Broaden Your Website’s Reach with Accessible Content

If you could take some simple steps to increase the likelihood of a million new users visiting your website, would you do it? What about 55 million? That’s the estimated number of disabled persons in the United States alone. Worldwide, the estimate is 650 million. By making your website accessible to all, you broaden its reach, increase traffic and expand potential sales.

The number of persons affected by accessibility issues grows daily, and many disabled consumers are Internet users. A significant faction is the so-called Baby Boomer generation, the fastest growing demographic globally. It is estimated that by the year 2020 there will be over one billion senior citizens worldwide. They may experience limitations as part of the aging process, including hearing loss, reduction of fine motor control and reduced visual ability. Such limitations are less of an impediment to website users when sites are made accessible.
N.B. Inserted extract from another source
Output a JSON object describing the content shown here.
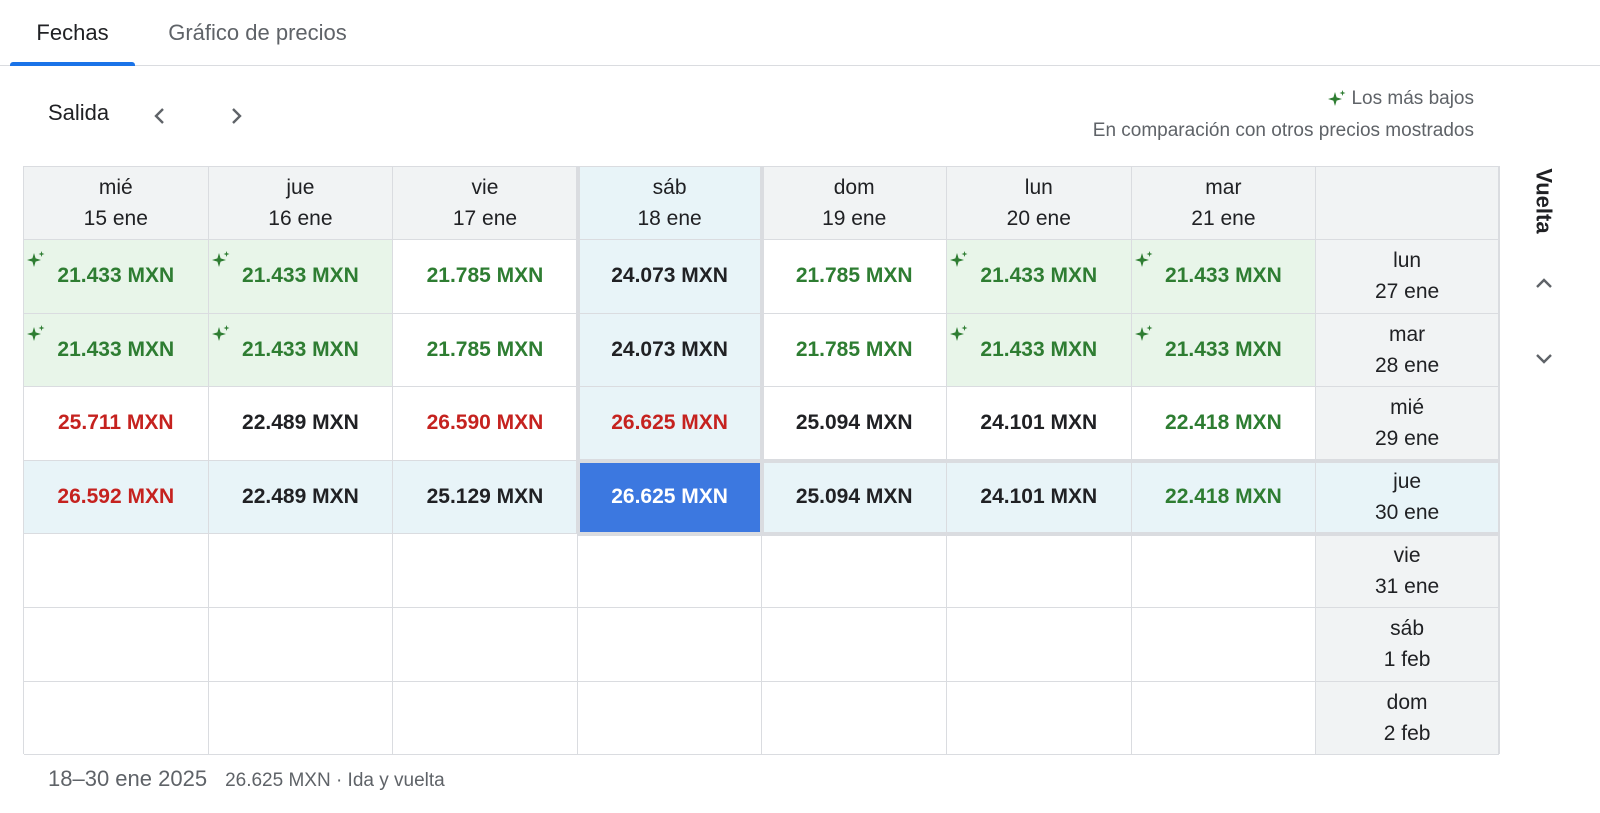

Making it easier for users with disabilities to interact with your site content does not necessitate a costly website redesign; there are measures that you, as a content provider, can take to make their experience a positive one.

Here are a few for you to consider:

  • Use alternative text for non-text images. Provide alt text descriptions of pictures, graphs, maps and other images so that all users, including those using text-only browsers and blind users who rely on screen readers, will know what the image illustrates.
  • Provide a text equivalent to color when used as an indicator for critical activities. Users with limited vision or those who are color blind will be unable to proceed if you tell them to Click on the green button. When considering colors, use this website filter tool to see how your pages will look to a color-deficient user.
  • Furnish users with closed captions of your video content. Users with hearing impairments may find your videos meaningless without captions. If it’s impractical to add closed captions, consider publishing a transcript of your videos.
  • Consider how you word instructions. Phrase your instructions so that users with limited vision can take action without relying on the relative position of the content. Telling a blind user to Click on the link below is not useful; specify the name: Click on the Subscribe button.
  • Think about link size. Users with limited fine motor coordination can become frustrated with small links and can find the links difficult to click. Use an easy-to-read text size, separated from other content on the page, to make navigation simple for these users.
  • Make image verification friendly. If you use a CATPCHA challenge or similar image verification, keep in mind screen readers cannot read these images. Include an audio version of the challenge image, or use a simple question that a human would understand but a computer would not.

Implementation of these steps has the added advantage of making your content easier to find and index by search engines. Thinking about how disabled users will experience your site and taking measures to make it accessible can not only benefit your business, it can benefit everyone.